Dave Weigel, reporting on the right-wing politicization of the U.S. Civil Rights Commission and its efforts to draw attention to the New Black Panther Party vote suppression case, gets an astonishing quote from career vote-suppression advocate Hans von Spakovsky:
“That's not relevant here,” said Hans von Spakovsky, a lawyer was Counsel to the Assistant Attorney General for Civil Rights during the Bush administration. “When I worked at the [Justice Department], we would never look at election results as a way of determining whether we needed to be involved.”
During the Bush administration, they didn't like waiting for election results before determining whether or not to get involved. Instead, they just fired U.S. attorneys who refused to bring trumped up charges for partisan reasons, or in von Spakovsky's case, blocked investigations of vote suppression cases affecting minorities, because they don't, you know, vote Republican.

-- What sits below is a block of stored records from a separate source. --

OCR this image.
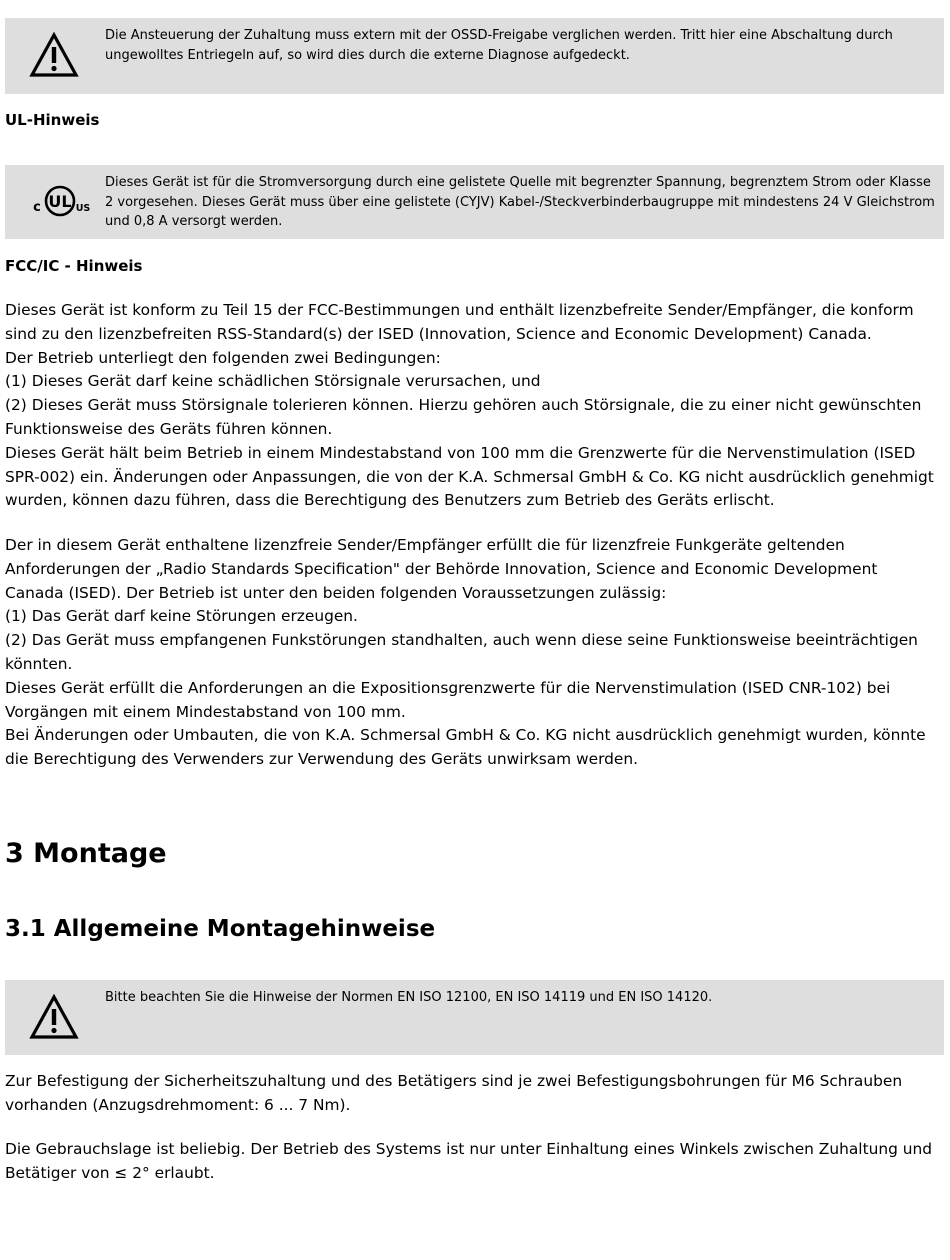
Die Ansteuerung der Zuhaltung muss extern mit der OSSD-Freigabe verglichen werden. Tritt hier eine Abschaltung durch
ungewolltes Entriegeln auf, so wird dies durch die externe Diagnose aufgedeckt.
UL-Hinweis
UL
c	US
Dieses Gerät ist für die Stromversorgung durch eine gelistete Quelle mit begrenzter Spannung, begrenztem Strom oder Klasse
2 vorgesehen. Dieses Gerät muss über eine gelistete (CYJV) Kabel-/Steckverbinderbaugruppe mit mindestens 24 V Gleichstrom
und 0,8 A versorgt werden.
FCC/IC - Hinweis
Dieses Gerät ist konform zu Teil 15 der FCC-Bestimmungen und enthält lizenzbefreite Sender/Empfänger, die konform
sind zu den lizenzbefreiten RSS-Standard(s) der ISED (Innovation, Science and Economic Development) Canada.
Der Betrieb unterliegt den folgenden zwei Bedingungen:
(1) Dieses Gerät darf keine schädlichen Störsignale verursachen, und
(2) Dieses Gerät muss Störsignale tolerieren können. Hierzu gehören auch Störsignale, die zu einer nicht gewünschten
Funktionsweise des Geräts führen können.
Dieses Gerät hält beim Betrieb in einem Mindestabstand von 100 mm die Grenzwerte für die Nervenstimulation (ISED
SPR-002) ein. Änderungen oder Anpassungen, die von der K.A. Schmersal GmbH & Co. KG nicht ausdrücklich genehmigt
wurden, können dazu führen, dass die Berechtigung des Benutzers zum Betrieb des Geräts erlischt.
Der in diesem Gerät enthaltene lizenzfreie Sender/Empfänger erfüllt die für lizenzfreie Funkgeräte geltenden
Anforderungen der „Radio Standards Specification" der Behörde Innovation, Science and Economic Development
Canada (ISED). Der Betrieb ist unter den beiden folgenden Voraussetzungen zulässig:
(1) Das Gerät darf keine Störungen erzeugen.
(2) Das Gerät muss empfangenen Funkstörungen standhalten, auch wenn diese seine Funktionsweise beeinträchtigen
könnten.
Dieses Gerät erfüllt die Anforderungen an die Expositionsgrenzwerte für die Nervenstimulation (ISED CNR-102) bei
Vorgängen mit einem Mindestabstand von 100 mm.
Bei Änderungen oder Umbauten, die von K.A. Schmersal GmbH & Co. KG nicht ausdrücklich genehmigt wurden, könnte
die Berechtigung des Verwenders zur Verwendung des Geräts unwirksam werden.
3 Montage
3.1 Allgemeine Montagehinweise
Bitte beachten Sie die Hinweise der Normen EN ISO 12100, EN ISO 14119 und EN ISO 14120.
Zur Befestigung der Sicherheitszuhaltung und des Betätigers sind je zwei Befestigungsbohrungen für M6 Schrauben
vorhanden (Anzugsdrehmoment: 6 ... 7 Nm).
Die Gebrauchslage ist beliebig. Der Betrieb des Systems ist nur unter Einhaltung eines Winkels zwischen Zuhaltung und
Betätiger von ≤ 2° erlaubt.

On the NBPP case, Weigel writes:
One problem with comparing the Philadelphia incident to the infamous crimes of the 1960s is that it didn't effectively target potential McCain voters. Rather than targeting white voters, or going to a predominantly Republican district, the NBP went to a largely African-American precinct close to downtown Philadelphia. Obama carried the precinct by a landslide, with 596 votes to only 13 votes for McCain. The Republican candidate fared worse than George W. Bush in 2004, when he won 24 votes there, but better than Bush in 2000, when he won only eight votes. In a race that Obama won by 620,478 votes statewide, the New Black Panther incident was a blip.
Republicans have tried to paint this case as an example of "reverse racism," that what the NBPP did was similar to what the KKK was doing back in the day. But the truth is that the NBPP probably wasn't trying to suppress white votes--they could have gone to a white district for that. They most likely imagined themselves as protecting black voters from evil whites who might try to keep blacks from voting. Instead, they embarrassed themselves and caught a case, providing another example of the utter uselessness of the NBPP.
But the Commission on Civil Right's obsession with this case is absurd, given that these same folks couldn't care less about say--Republicans hiring private detectives to intimidate Latino voters registered by ACORN and demand to see evidence of their citizenship. They haven't suddenly developed a reverence for the right to vote, you won't see the commission arguing for universal voter registration or an end to using social security databases that purge eligible voters. Hating the NBPP is about as far as this incarnation of the U.S. Commission on Civil Rights is going to go in protecting the right to vote.
UPDATE: I feel obligated to put this in perspective. Flawed Social Security databases used to check voter registrations probably disenfranchised millions of eligible voters last year. The U.S. Comission on Civil Rights is worried about the New Black Panther Party.